One display case features the very page of MMT over which we were sued. The caption in the display case reads as follows:
“In December 1991, a two-volume edition of scroll photographs was published. This facsimile edition was issued by the Biblical Archaeology Society, an American group headed by Hershel Shanks. It is opened here to a transcription and reconstruction of Some Torah Precepts (Miqsat Ma‘ase ha-Torah). The publication of this reconstruction and transcription is currently the subject of lawsuits in Israel and in the United States between the reconstructor of the text, Dr. Elisha Qimron, and the publisher, Mr. Shanks.”
The wall plaque discloses 11 lines of 071Qimron’s still-unpublished transcription and reconstruction. The library of Congress’s lawyer approved the display.
A wall plaque later in the exhibit states:
“Since the late 1980s, no controversy has been more heated than that surrounding access to the scrolls and the movement to accelerate their publication. The push by scholars to gain what the Biblical Archaeology Review characterized as ‘intellectual freedom and the right to scholarly access’ has had significant results. In 1988, the administration for scroll research, the Israel Antiquities Authority, expanded the number of scroll assignments from eight to more than fifty. In 1991, the Huntington Library of California made available to all scholars the photographic security copies of the scrolls on deposit in its vault. Late in the same year, a computer-generated version as well as a two volume edition of the scroll photographs were published by the Biblical Archaeology Society. Closing the circle, the Israel Antiquities Authority announced that it too would soon be issuing an authorized microfiche edition, complete with detailed indices.”
In a second case is displayed Fascicle One of A Preliminary Edition of the Unpublished Dead Sea Scrolls, which consists of computer-generated transcripts made by Ben Zion Wacholder and Martin Abegg, published by the society. Unfortunately, the caption in the case is in error. It states that soon after the Huntington Library made its photographs available, the Wacholder-Abegg fascicle was published. In fact, the Wacholder Abegg fascicle was published before the Huntington made its announcement.

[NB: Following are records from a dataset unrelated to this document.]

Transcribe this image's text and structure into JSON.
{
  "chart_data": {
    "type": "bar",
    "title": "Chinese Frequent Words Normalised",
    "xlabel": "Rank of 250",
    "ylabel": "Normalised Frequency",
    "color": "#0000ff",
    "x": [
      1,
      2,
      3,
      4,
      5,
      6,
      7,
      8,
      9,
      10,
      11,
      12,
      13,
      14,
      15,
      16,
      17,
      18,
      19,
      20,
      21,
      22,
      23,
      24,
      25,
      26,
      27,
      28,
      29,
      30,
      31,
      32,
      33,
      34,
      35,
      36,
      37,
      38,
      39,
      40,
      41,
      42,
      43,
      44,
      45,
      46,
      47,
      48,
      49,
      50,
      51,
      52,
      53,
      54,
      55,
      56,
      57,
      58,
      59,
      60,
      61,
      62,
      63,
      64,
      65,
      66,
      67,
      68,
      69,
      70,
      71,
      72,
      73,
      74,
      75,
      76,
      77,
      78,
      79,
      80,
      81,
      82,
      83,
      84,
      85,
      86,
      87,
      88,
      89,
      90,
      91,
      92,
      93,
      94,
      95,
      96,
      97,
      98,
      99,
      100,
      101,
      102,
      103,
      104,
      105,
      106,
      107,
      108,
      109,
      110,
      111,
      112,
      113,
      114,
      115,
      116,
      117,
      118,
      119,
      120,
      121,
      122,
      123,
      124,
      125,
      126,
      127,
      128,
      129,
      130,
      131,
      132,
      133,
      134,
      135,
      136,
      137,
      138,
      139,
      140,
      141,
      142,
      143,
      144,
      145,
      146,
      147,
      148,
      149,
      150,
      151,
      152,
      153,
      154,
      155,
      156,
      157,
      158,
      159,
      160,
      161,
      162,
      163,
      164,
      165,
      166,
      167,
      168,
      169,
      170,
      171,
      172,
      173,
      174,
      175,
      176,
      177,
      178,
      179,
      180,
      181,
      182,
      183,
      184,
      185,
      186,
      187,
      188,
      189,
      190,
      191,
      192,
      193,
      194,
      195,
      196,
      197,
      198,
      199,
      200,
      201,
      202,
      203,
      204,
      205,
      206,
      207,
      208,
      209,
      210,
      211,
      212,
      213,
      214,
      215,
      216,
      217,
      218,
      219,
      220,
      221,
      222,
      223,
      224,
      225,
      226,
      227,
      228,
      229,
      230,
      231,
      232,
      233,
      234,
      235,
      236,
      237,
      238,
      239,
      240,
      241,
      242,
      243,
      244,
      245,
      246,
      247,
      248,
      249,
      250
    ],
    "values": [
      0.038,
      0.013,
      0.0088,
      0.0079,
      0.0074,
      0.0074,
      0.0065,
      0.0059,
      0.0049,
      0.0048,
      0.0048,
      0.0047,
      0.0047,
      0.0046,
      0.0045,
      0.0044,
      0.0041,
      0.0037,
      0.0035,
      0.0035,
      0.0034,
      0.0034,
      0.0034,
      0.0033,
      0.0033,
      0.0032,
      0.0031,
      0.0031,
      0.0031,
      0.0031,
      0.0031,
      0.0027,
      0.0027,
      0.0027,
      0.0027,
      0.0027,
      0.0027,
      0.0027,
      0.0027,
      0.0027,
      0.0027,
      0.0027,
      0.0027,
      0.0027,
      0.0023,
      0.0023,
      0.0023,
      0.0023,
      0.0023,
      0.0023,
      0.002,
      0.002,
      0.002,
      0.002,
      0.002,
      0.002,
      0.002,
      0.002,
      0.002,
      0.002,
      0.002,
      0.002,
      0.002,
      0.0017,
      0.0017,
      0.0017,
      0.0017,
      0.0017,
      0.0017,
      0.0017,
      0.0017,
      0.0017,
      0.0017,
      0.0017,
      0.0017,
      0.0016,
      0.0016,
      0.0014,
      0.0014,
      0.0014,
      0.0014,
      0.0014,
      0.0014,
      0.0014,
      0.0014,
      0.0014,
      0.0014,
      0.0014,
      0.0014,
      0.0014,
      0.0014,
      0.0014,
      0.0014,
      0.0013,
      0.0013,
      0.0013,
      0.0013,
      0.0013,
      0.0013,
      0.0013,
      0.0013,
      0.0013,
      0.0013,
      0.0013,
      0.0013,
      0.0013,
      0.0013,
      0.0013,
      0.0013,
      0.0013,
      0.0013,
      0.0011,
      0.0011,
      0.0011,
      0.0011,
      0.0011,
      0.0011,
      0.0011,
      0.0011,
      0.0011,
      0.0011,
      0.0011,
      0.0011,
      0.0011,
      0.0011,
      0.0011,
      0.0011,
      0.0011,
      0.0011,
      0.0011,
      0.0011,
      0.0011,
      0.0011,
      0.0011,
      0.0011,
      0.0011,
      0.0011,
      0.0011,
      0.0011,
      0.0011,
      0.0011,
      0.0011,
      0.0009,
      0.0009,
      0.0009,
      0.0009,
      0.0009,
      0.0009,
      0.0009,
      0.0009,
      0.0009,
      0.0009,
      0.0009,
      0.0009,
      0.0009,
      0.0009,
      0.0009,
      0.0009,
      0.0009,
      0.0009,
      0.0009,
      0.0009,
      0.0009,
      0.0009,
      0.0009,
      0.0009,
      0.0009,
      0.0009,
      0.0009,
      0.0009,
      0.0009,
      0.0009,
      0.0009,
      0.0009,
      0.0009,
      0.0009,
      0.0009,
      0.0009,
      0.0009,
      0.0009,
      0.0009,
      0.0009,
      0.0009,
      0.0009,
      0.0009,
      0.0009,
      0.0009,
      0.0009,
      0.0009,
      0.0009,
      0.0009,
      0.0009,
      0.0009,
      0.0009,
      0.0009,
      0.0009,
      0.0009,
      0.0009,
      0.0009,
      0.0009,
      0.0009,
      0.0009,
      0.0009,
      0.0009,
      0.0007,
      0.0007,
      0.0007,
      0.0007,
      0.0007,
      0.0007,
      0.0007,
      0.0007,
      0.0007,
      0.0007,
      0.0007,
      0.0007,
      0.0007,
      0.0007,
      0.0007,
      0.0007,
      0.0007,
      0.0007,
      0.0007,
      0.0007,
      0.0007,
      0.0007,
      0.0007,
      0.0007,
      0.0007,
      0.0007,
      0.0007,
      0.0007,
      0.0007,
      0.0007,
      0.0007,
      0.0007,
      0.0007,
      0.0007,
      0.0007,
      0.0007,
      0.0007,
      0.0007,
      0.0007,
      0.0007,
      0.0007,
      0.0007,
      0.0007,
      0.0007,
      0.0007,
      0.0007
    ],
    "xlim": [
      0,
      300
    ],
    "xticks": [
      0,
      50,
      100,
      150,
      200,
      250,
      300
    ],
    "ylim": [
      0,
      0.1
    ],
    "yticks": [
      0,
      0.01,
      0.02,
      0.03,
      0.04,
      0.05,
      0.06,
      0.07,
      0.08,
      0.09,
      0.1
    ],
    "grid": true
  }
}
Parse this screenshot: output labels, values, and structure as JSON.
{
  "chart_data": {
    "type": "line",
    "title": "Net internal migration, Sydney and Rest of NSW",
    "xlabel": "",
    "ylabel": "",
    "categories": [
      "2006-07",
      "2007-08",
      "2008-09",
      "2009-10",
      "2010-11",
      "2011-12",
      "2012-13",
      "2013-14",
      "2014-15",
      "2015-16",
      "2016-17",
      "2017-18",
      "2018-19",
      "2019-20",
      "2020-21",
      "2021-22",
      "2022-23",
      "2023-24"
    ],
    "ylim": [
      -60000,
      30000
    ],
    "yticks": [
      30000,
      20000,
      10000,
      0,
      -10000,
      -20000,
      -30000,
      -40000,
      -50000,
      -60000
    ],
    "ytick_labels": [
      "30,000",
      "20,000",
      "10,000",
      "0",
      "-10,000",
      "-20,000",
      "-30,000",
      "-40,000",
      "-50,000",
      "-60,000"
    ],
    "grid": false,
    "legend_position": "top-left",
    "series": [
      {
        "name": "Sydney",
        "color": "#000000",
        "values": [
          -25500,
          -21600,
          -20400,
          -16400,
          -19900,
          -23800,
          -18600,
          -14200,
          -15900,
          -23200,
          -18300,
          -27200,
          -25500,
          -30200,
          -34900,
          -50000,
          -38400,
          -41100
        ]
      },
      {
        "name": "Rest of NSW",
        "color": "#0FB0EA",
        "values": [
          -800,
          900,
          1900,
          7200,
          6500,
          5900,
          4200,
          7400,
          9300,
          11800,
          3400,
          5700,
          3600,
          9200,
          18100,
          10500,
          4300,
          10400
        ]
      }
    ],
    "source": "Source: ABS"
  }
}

An editorial in the Washington Post entitled “Post-Liberation Scrolls” noted that the exhibit, “besides offering laymen a glimpse at the awesome fragments is also a showcase for some of the problems.” Even “the wording of some of the exhibit’s labels,” said the editorial, “became a bone of contention.” We’re glad the library’s courageous staff prevailed.
Among the “post-liberation business to be cleared up,” according to the Post editorial, was “who can publish ‘reconstructions’ of the battered texts.” The editorial continued: “A scholar who had substantially ‘reconstructed’ a short text sued Mr. Shanks in Israeli court for publishing it, and won. Many scholars say they hope Mr. Shanks will appeal, since the now-bright future of scrolls scholarship depends on just such intellectual publishing and republishing. In any event, it sure beats the old closed shop.”